苏沫浅铺垫完,说出了自己的目的:
“队长爷爷,这些工作我一个人完不成,我必须挑选可靠又脚踏实地,还非常有能力的人来协助我完成,这人选,必须由我来决定,还得麻烦队长爷爷替我做好工作,如果谁反对,在年底分钱的时候,队长爷爷可以少分他们一些。”
苏永庆当了十多年的大队长了,如果还没听出浅丫头的意思,那他这个大队长也不用当了。
他又好气,又好笑地虚空点了点苏茉浅。
最后,还是一副好脾气地说道:“这事我记住了,但能不能成,我得开会商量商量。”
苏沫浅眉眼弯弯道:“队长爷爷,我相信您一定会成功,您也会找到合适的理由,让社员们心服口服。
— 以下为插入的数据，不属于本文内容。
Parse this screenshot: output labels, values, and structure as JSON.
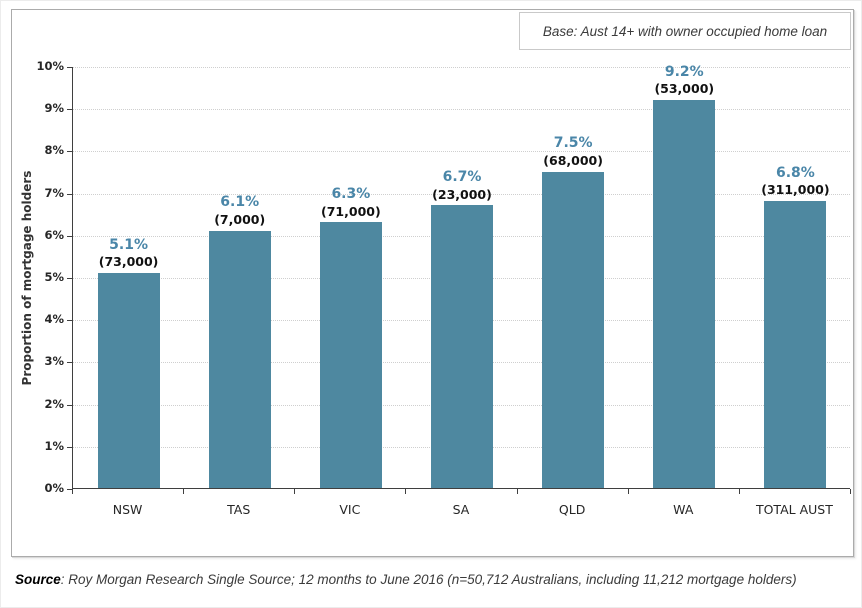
{
  "header": {
    "base_note": "Base: Aust 14+ with owner occupied home loan"
  },
  "chart_data": {
    "type": "bar",
    "title": "",
    "xlabel": "",
    "ylabel": "Proportion of mortgage holders",
    "categories": [
      "NSW",
      "TAS",
      "VIC",
      "SA",
      "QLD",
      "WA",
      "TOTAL AUST"
    ],
    "values": [
      5.1,
      6.1,
      6.3,
      6.7,
      7.5,
      9.2,
      6.8
    ],
    "value_labels": [
      "5.1%",
      "6.1%",
      "6.3%",
      "6.7%",
      "7.5%",
      "9.2%",
      "6.8%"
    ],
    "count_labels": [
      "(73,000)",
      "(7,000)",
      "(71,000)",
      "(23,000)",
      "(68,000)",
      "(53,000)",
      "(311,000)"
    ],
    "ylim": [
      0,
      10
    ],
    "ytick_step": 1,
    "ytick_labels": [
      "0%",
      "1%",
      "2%",
      "3%",
      "4%",
      "5%",
      "6%",
      "7%",
      "8%",
      "9%",
      "10%"
    ],
    "grid": "horizontal-dotted",
    "legend": "none",
    "colors": {
      "bar_fill": "#4e88a0",
      "pct_label": "#4a86a8",
      "count_label": "#111111",
      "axis": "#3f3f3f",
      "gridline": "#cfcfcf"
    }
  },
  "footer": {
    "source_label": "Source",
    "source_text": ": Roy Morgan Research Single Source; 12 months to June 2016 (n=50,712 Australians, including 11,212 mortgage holders)"
  }
}
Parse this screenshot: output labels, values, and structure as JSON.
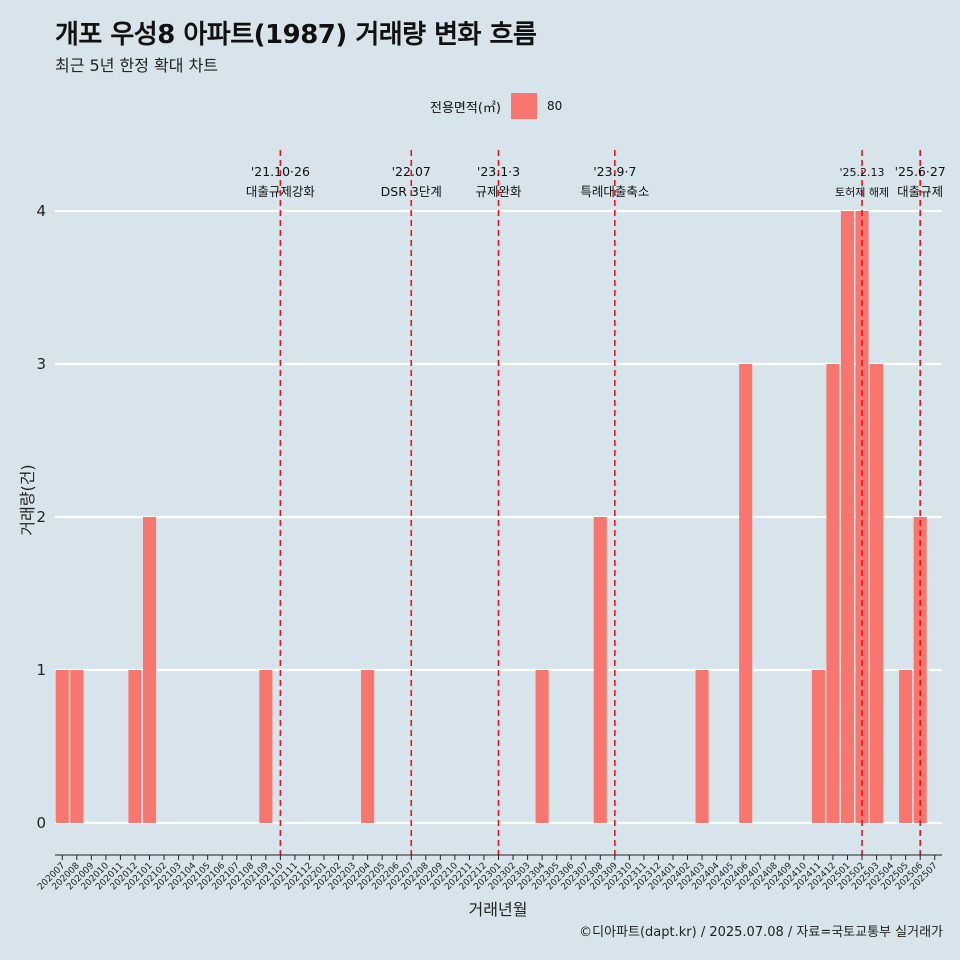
{
  "header": {
    "title": "개포 우성8 아파트(1987) 거래량 변화 흐름",
    "subtitle": "최근 5년 한정 확대 차트"
  },
  "legend": {
    "title": "전용면적(㎡)",
    "label": "80",
    "color": "#f8766d"
  },
  "caption": "©디아파트(dapt.kr) / 2025.07.08 / 자료=국토교통부 실거래가",
  "chart_data": {
    "type": "bar",
    "xlabel": "거래년월",
    "ylabel": "거래량(건)",
    "ylim": [
      0,
      4
    ],
    "yticks": [
      0,
      1,
      2,
      3,
      4
    ],
    "categories": [
      "202007",
      "202008",
      "202009",
      "202010",
      "202011",
      "202012",
      "202101",
      "202102",
      "202103",
      "202104",
      "202105",
      "202106",
      "202107",
      "202108",
      "202109",
      "202110",
      "202111",
      "202112",
      "202201",
      "202202",
      "202203",
      "202204",
      "202205",
      "202206",
      "202207",
      "202208",
      "202209",
      "202210",
      "202211",
      "202212",
      "202301",
      "202302",
      "202303",
      "202304",
      "202305",
      "202306",
      "202307",
      "202308",
      "202309",
      "202310",
      "202311",
      "202312",
      "202401",
      "202402",
      "202403",
      "202404",
      "202405",
      "202406",
      "202407",
      "202408",
      "202409",
      "202410",
      "202411",
      "202412",
      "202501",
      "202502",
      "202503",
      "202504",
      "202505",
      "202506",
      "202507"
    ],
    "series": [
      {
        "name": "80",
        "color": "#f8766d",
        "values": [
          1,
          1,
          0,
          0,
          0,
          1,
          2,
          0,
          0,
          0,
          0,
          0,
          0,
          0,
          1,
          0,
          0,
          0,
          0,
          0,
          0,
          1,
          0,
          0,
          0,
          0,
          0,
          0,
          0,
          0,
          0,
          0,
          0,
          1,
          0,
          0,
          0,
          2,
          0,
          0,
          0,
          0,
          0,
          0,
          1,
          0,
          0,
          3,
          0,
          0,
          0,
          0,
          1,
          3,
          4,
          4,
          3,
          0,
          1,
          2,
          0
        ]
      }
    ],
    "annotations": [
      {
        "x": "202110",
        "line1": "'21.10·26",
        "line2": "대출규제강화",
        "small": false
      },
      {
        "x": "202207",
        "line1": "'22.07",
        "line2": "DSR 3단계",
        "small": false
      },
      {
        "x": "202301",
        "line1": "'23.1·3",
        "line2": "규제완화",
        "small": false
      },
      {
        "x": "202309",
        "line1": "'23.9·7",
        "line2": "특례대출축소",
        "small": false
      },
      {
        "x": "202502",
        "line1": "'25.2.13",
        "line2": "토허제 해제",
        "small": true
      },
      {
        "x": "202506",
        "line1": "'25.6·27",
        "line2": "대출규제",
        "small": false
      }
    ],
    "grid": true,
    "legend_position": "top"
  }
}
”
为什么非得是下放人员,他们又为什么住在新房子里,苏沫浅相信苏永庆会说服他们的。
毕竟他都当了这么多年的大队长,怎么开展工作,如何开展,他心里门清。
县城的割委会那边有她拦着,苏永庆的动员工作也不会太难做。
苏永庆已经迫不及待地想去开会了,临走前留下一句:“你等爷爷的消息。”
苏沫浅望着他大步离去的背影,勾了勾唇。
走到半路的苏永庆总觉得还有一件重要的事情要处理,之前太过激动,竟然忘记是什么事了。
当遇见迎面而来的伍队长时,
他才忽然想起,被他遗忘的是什么了。
伍队长踩着脚下的泥泞,深一脚,浅一脚地走上前,询问道:“大队长,跑到山上寻死的左知青,我们还找不找?”
苏永庆望了望脚下,又看了看远山,拍板道:“山上的道路更泥泞,要是脚下一个不稳,再摔下来怎么办?等过两天再去吧。”